Simon Willison’s coverage of StrongDM’s Software Factory is the most detailed public writeup of the approach and goes into more detail about the Digital Twin Universe (DTU). What I think is worth saying explicitly is the underlying pattern: the DTU is an external, deterministic feedback loop. The agents generate integration code, run it against behavioral clones of Okta, Jira, and Slack, check if the results satisfy the scenarios, and iterate - sometimes thousands of times per hour - without rate limits or quotas getting in the way. The obvious footgun is fidelity: any twin will have edge cases it doesn’t model, so at some cadence you still need reality checks against the real services. It’s the same pattern as connecting Chrome via Chrome DevTools Protocol to validate a canvas transformation, or running an immutable test suite that the agent can’t game its way through by editing them and returning true. The mechanism that makes all of these work isn’t the orchestrator, the model, or the spec. It’s the ground-truth check against reality that the LLM can’t hallucinate its way past.

Make feedback loops first-class

If the agent can’t be forced to confront ground truth, you didn’t build a software factory, you built a demo generator.

We need to borrow more ideas from electrical engineering and control theory and apply more rigor. Until that feedback loop is a first-class citizen in how we build software with LLMs, we’re going to keep celebrating demo quality software that quietly drops databases.
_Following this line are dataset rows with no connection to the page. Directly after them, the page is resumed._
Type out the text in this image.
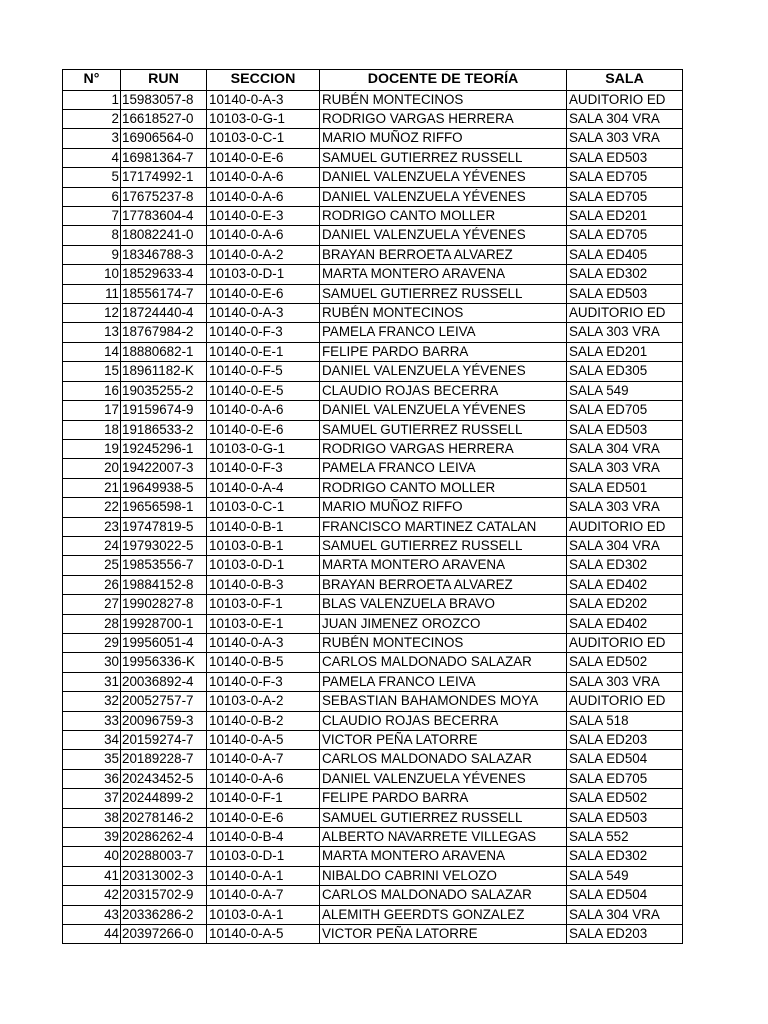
N°	RUN	SECCION	DOCENTE DE TEORÍA	SALA
1	15983057-8	10140-0-A-3	RUBÉN MONTECINOS	AUDITORIO ED
2	16618527-0	10103-0-G-1	RODRIGO VARGAS HERRERA	SALA 304 VRA
3	16906564-0	10103-0-C-1	MARIO MUÑOZ RIFFO	SALA 303 VRA
4	16981364-7	10140-0-E-6	SAMUEL GUTIERREZ RUSSELL	SALA ED503
5	17174992-1	10140-0-A-6	DANIEL VALENZUELA YÉVENES	SALA ED705
6	17675237-8	10140-0-A-6	DANIEL VALENZUELA YÉVENES	SALA ED705
7	17783604-4	10140-0-E-3	RODRIGO CANTO MOLLER	SALA ED201
8	18082241-0	10140-0-A-6	DANIEL VALENZUELA YÉVENES	SALA ED705
9	18346788-3	10140-0-A-2	BRAYAN BERROETA ALVAREZ	SALA ED405
10	18529633-4	10103-0-D-1	MARTA MONTERO ARAVENA	SALA ED302
11	18556174-7	10140-0-E-6	SAMUEL GUTIERREZ RUSSELL	SALA ED503
12	18724440-4	10140-0-A-3	RUBÉN MONTECINOS	AUDITORIO ED
13	18767984-2	10140-0-F-3	PAMELA FRANCO LEIVA	SALA 303 VRA
14	18880682-1	10140-0-E-1	FELIPE PARDO BARRA	SALA ED201
15	18961182-K	10140-0-F-5	DANIEL VALENZUELA YÉVENES	SALA ED305
16	19035255-2	10140-0-E-5	CLAUDIO ROJAS BECERRA	SALA 549
17	19159674-9	10140-0-A-6	DANIEL VALENZUELA YÉVENES	SALA ED705
18	19186533-2	10140-0-E-6	SAMUEL GUTIERREZ RUSSELL	SALA ED503
19	19245296-1	10103-0-G-1	RODRIGO VARGAS HERRERA	SALA 304 VRA
20	19422007-3	10140-0-F-3	PAMELA FRANCO LEIVA	SALA 303 VRA
21	19649938-5	10140-0-A-4	RODRIGO CANTO MOLLER	SALA ED501
22	19656598-1	10103-0-C-1	MARIO MUÑOZ RIFFO	SALA 303 VRA
23	19747819-5	10140-0-B-1	FRANCISCO MARTINEZ CATALAN	AUDITORIO ED
24	19793022-5	10103-0-B-1	SAMUEL GUTIERREZ RUSSELL	SALA 304 VRA
25	19853556-7	10103-0-D-1	MARTA MONTERO ARAVENA	SALA ED302
26	19884152-8	10140-0-B-3	BRAYAN BERROETA ALVAREZ	SALA ED402
27	19902827-8	10103-0-F-1	BLAS VALENZUELA BRAVO	SALA ED202
28	19928700-1	10103-0-E-1	JUAN JIMENEZ OROZCO	SALA ED402
29	19956051-4	10140-0-A-3	RUBÉN MONTECINOS	AUDITORIO ED
30	19956336-K	10140-0-B-5	CARLOS MALDONADO SALAZAR	SALA ED502
31	20036892-4	10140-0-F-3	PAMELA FRANCO LEIVA	SALA 303 VRA
32	20052757-7	10103-0-A-2	SEBASTIAN BAHAMONDES MOYA	AUDITORIO ED
33	20096759-3	10140-0-B-2	CLAUDIO ROJAS BECERRA	SALA 518
34	20159274-7	10140-0-A-5	VICTOR PEÑA LATORRE	SALA ED203
35	20189228-7	10140-0-A-7	CARLOS MALDONADO SALAZAR	SALA ED504
36	20243452-5	10140-0-A-6	DANIEL VALENZUELA YÉVENES	SALA ED705
37	20244899-2	10140-0-F-1	FELIPE PARDO BARRA	SALA ED502
38	20278146-2	10140-0-E-6	SAMUEL GUTIERREZ RUSSELL	SALA ED503
39	20286262-4	10140-0-B-4	ALBERTO NAVARRETE VILLEGAS	SALA 552
40	20288003-7	10103-0-D-1	MARTA MONTERO ARAVENA	SALA ED302
41	20313002-3	10140-0-A-1	NIBALDO CABRINI VELOZO	SALA 549
42	20315702-9	10140-0-A-7	CARLOS MALDONADO SALAZAR	SALA ED504
43	20336286-2	10103-0-A-1	ALEMITH GEERDTS GONZALEZ	SALA 304 VRA
44	20397266-0	10140-0-A-5	VICTOR PEÑA LATORRE	SALA ED203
Some “first-class” requirements I increasingly view as non-negotiable:

  • Immutable, write-protected test and scenario suites (including holdout sets the agent can’t train on by iteration).
  • Structured evaluation outputs pass/fail + diffs + traces.
  • Instrumented end-to-end harnesses where needed (e.g., CDP for UI/canvas/layout).
  • High-throughput simulators / DTUs for integrations (plus periodic checks against reality).
    And once the code passes those loops, it still has to survive contact with production:
  • Production safety rails: backups, point-in-time restore, migrations with roll-forward/rollback paths, and invariant monitoring.